In years past, Fitzgerald would make some decisions based on his gut instincts. But he’s learned over the years to look at a variety of factors, including his gut, in his decision-making process.
“We’re a process driven organization that looks at every step, step by step,” he said. “I can look back at certain decisions a decade ago that were more stomach driven. There’s a lot to be said about that, but when you can match the eye test to numbers it validates decision making.”
And going through that process, as well as making other decisions, has required biding his time.
“I used to be a little bit impatient. Now I’m very patient. I don’t want to be patient to a fault,” he said. “But I think being patient has helped us make proper decisions, good decisions, from personnel to contracts, term.”
Perhaps Fitzgerald’s biggest strength is the staff with which he’s surrounded himself.
“I always think one very important trait of a great leader is somebody who’s willing to hire great people around him,” Blitzer said. “He gets the last word, but he doesn’t need to have the first word and every word in the middle.”
“I’m dealing with good people. I have a great staff,” Fitzgerald said. “I can’t talk enough about my staff and how we push each other, disagreeing, debating. At the end of the day, it’s up to me to make these decisions. Having the staff that I have that push each other to think differently, think outside the box, learn and get better.”
Blitzer has seen firsthand how Fitzgerald has operated since 2015. And how he has evolved.
“I’ve known Tom coming up on nine years now. I’ve watch Tom in a variety of situations as you all know,” Blitzer said. “You can go through 15 or 20 moves that Tom and his team have made, and they’ve all been excellent and thoughtful.
“You’re not going to get everything right. That’s just not the reality. What you try to do is be thoughtful about your decision making, intentional, deep analysis, not shoot from the hip, and Tom and his team will make significantly more correct decisions than not over time. You’re never going to be perfect.”
Blitzer has also watched as Fitzgerald and his staff have taken a slow approach to building the Devils in the proper fashion for not only immediate success, but for long-term success.
“Putting things together, starting with the draft, then free agency, then with a variety of trades, he’s used everything in his toolkit that’s out there,” Blitzer said. “And being very focused on the cap, and not suddenly we can’t make any moves because we’re completely cap strapped. He’s been methodically building this for the long-term.”
And now, Fitzgerald – who’s orchestrated a few long-term contracts under his guise (Nico Hischier, Jack Hughes, Dougie Hamilton, Jesper Bratt, Timo Meier, Ondrej Palat) – has signed a contract of his own. And he couldn’t be more thrilled.

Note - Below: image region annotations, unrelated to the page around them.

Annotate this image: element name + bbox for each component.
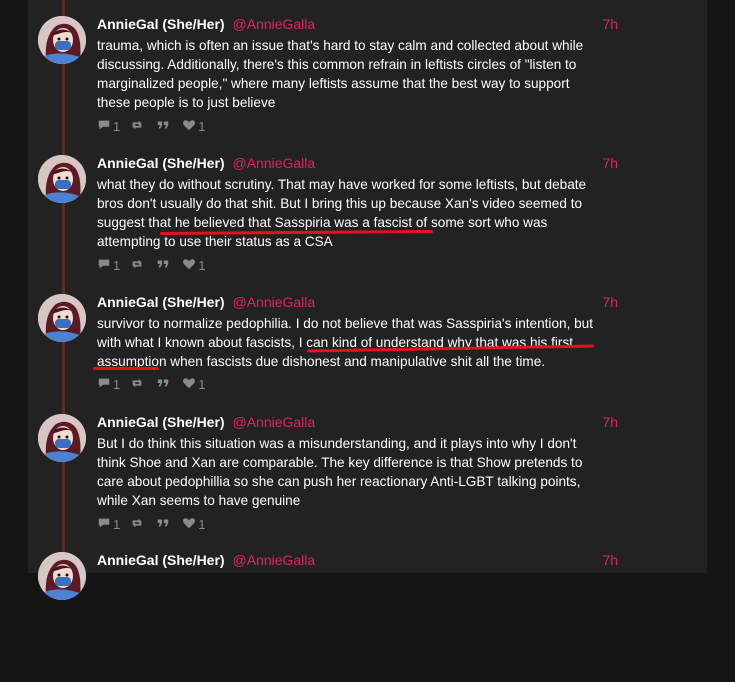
tweet-text-line: care about pedophillia so she can push h… <box>97 474 581 489</box>
tweet-actions: 1 1 <box>97 376 215 392</box>
timestamp[interactable]: 7h <box>602 16 618 32</box>
annotation-underline <box>93 367 159 370</box>
timestamp[interactable]: 7h <box>602 155 618 171</box>
user-handle[interactable]: @AnnieGalla <box>232 155 315 171</box>
tweet-actions: 1 1 <box>97 257 215 273</box>
tweet-text: what they do without scrutiny. That may … <box>97 175 602 251</box>
tweet-actions: 1 1 <box>97 516 215 532</box>
tweet-text-line: while Xan seems to have genuine <box>97 493 301 508</box>
reply-icon <box>97 257 113 274</box>
reply-count: 1 <box>113 118 121 134</box>
display-name[interactable]: AnnieGal (She/Her) <box>97 16 225 32</box>
tweet-text-line: survivor to normalize pedophilia. I do n… <box>97 316 594 331</box>
quote-button[interactable] <box>156 118 172 135</box>
like-icon <box>182 118 198 135</box>
display-name[interactable]: AnnieGal (She/Her) <box>97 294 225 310</box>
like-button[interactable]: 1 <box>182 118 205 135</box>
like-count: 1 <box>198 257 206 273</box>
tweet-text: But I do think this situation was a misu… <box>97 434 602 510</box>
retweet-icon <box>130 376 146 393</box>
quote-icon <box>156 516 172 533</box>
avatar[interactable] <box>38 16 86 64</box>
reply-button[interactable]: 1 <box>97 376 120 393</box>
like-button[interactable]: 1 <box>182 257 205 274</box>
retweet-icon <box>130 257 146 274</box>
like-count: 1 <box>198 376 206 392</box>
reply-count: 1 <box>113 257 121 273</box>
reply-button[interactable]: 1 <box>97 118 120 135</box>
user-handle[interactable]: @AnnieGalla <box>232 16 315 32</box>
user-handle[interactable]: @AnnieGalla <box>232 552 315 568</box>
quote-icon <box>156 118 172 135</box>
tweet-text-line: these people is to just believe <box>97 95 276 110</box>
avatar[interactable] <box>38 552 86 600</box>
reply-icon <box>97 118 113 135</box>
like-button[interactable]: 1 <box>182 516 205 533</box>
tweet-header: AnnieGal (She/Her) @AnnieGalla <box>97 16 617 34</box>
quote-button[interactable] <box>156 376 172 393</box>
retweet-button[interactable] <box>130 257 146 274</box>
reply-count: 1 <box>113 376 121 392</box>
quote-icon <box>156 257 172 274</box>
tweet-text: survivor to normalize pedophilia. I do n… <box>97 314 602 371</box>
display-name[interactable]: AnnieGal (She/Her) <box>97 155 225 171</box>
quote-button[interactable] <box>156 257 172 274</box>
tweet-text-line: discussing. Additionally, there's this c… <box>97 57 577 72</box>
tweet-header: AnnieGal (She/Her) @AnnieGalla <box>97 294 617 312</box>
like-count: 1 <box>198 516 206 532</box>
reply-icon <box>97 516 113 533</box>
tweet[interactable]: AnnieGal (She/Her) @AnnieGalla 7h trauma… <box>28 16 707 146</box>
user-handle[interactable]: @AnnieGalla <box>232 414 315 430</box>
timestamp[interactable]: 7h <box>602 414 618 430</box>
tweet-text-line: bros don't usually do that shit. But I b… <box>97 196 583 211</box>
quote-button[interactable] <box>156 516 172 533</box>
like-button[interactable]: 1 <box>182 376 205 393</box>
avatar[interactable] <box>38 414 86 462</box>
retweet-button[interactable] <box>130 118 146 135</box>
tweet-text-line: suggest that he believed that Sasspiria … <box>97 215 548 230</box>
like-icon <box>182 257 198 274</box>
display-name[interactable]: AnnieGal (She/Her) <box>97 414 225 430</box>
tweet-header: AnnieGal (She/Her) @AnnieGalla <box>97 155 617 173</box>
tweet-text-line: But I do think this situation was a misu… <box>97 436 577 451</box>
tweet-header: AnnieGal (She/Her) @AnnieGalla <box>97 414 617 432</box>
tweet-text: trauma, which is often an issue that's h… <box>97 36 602 112</box>
retweet-button[interactable] <box>130 516 146 533</box>
tweet-text-line: assumption when fascists due dishonest a… <box>97 354 546 369</box>
tweet-text-line: trauma, which is often an issue that's h… <box>97 38 584 53</box>
like-count: 1 <box>198 118 206 134</box>
tweet[interactable]: AnnieGal (She/Her) @AnnieGalla 7h But I … <box>28 414 707 544</box>
tweet-text-line: what they do without scrutiny. That may … <box>97 177 587 192</box>
like-icon <box>182 376 198 393</box>
tweet-actions: 1 1 <box>97 118 215 134</box>
user-handle[interactable]: @AnnieGalla <box>232 294 315 310</box>
like-icon <box>182 516 198 533</box>
tweet-text-line: think Shoe and Xan are comparable. The k… <box>97 455 583 470</box>
retweet-icon <box>130 118 146 135</box>
reply-icon <box>97 376 113 393</box>
tweet-text-line: marginalized people," where many leftist… <box>97 76 570 91</box>
reply-count: 1 <box>113 516 121 532</box>
quote-icon <box>156 376 172 393</box>
avatar[interactable] <box>38 294 86 342</box>
retweet-icon <box>130 516 146 533</box>
display-name[interactable]: AnnieGal (She/Her) <box>97 552 225 568</box>
tweet-header: AnnieGal (She/Her) @AnnieGalla <box>97 552 617 570</box>
timestamp[interactable]: 7h <box>602 552 618 568</box>
tweet[interactable]: AnnieGal (She/Her) @AnnieGalla 7h <box>28 552 707 682</box>
avatar[interactable] <box>38 155 86 203</box>
tweet[interactable]: AnnieGal (She/Her) @AnnieGalla 7h surviv… <box>28 294 707 424</box>
reply-button[interactable]: 1 <box>97 257 120 274</box>
timestamp[interactable]: 7h <box>602 294 618 310</box>
reply-button[interactable]: 1 <box>97 516 120 533</box>
tweet[interactable]: AnnieGal (She/Her) @AnnieGalla 7h what t… <box>28 155 707 285</box>
retweet-button[interactable] <box>130 376 146 393</box>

“I can’t tell you how great my life is because of where I’m at right now,” Fitzgerald said. “I speak for my entire family. They weren’t Devils fans nine-and-a-half years ago, now they’re diehard Devils fans.”
And the Devils ownership group would like to keep it that way. On Tuesday, both sides took a step in that direction. And Blitzer echoed his sentiment to Fitzgerald from that 2020 summer.
“As I have told him and continue to tell him, I’d be really happy if we could keep extending him,” Blitzer said reaching back and giving Fitzgerald a slap on the back.
Fitzgerald smiled, and responded: “That would be really great.”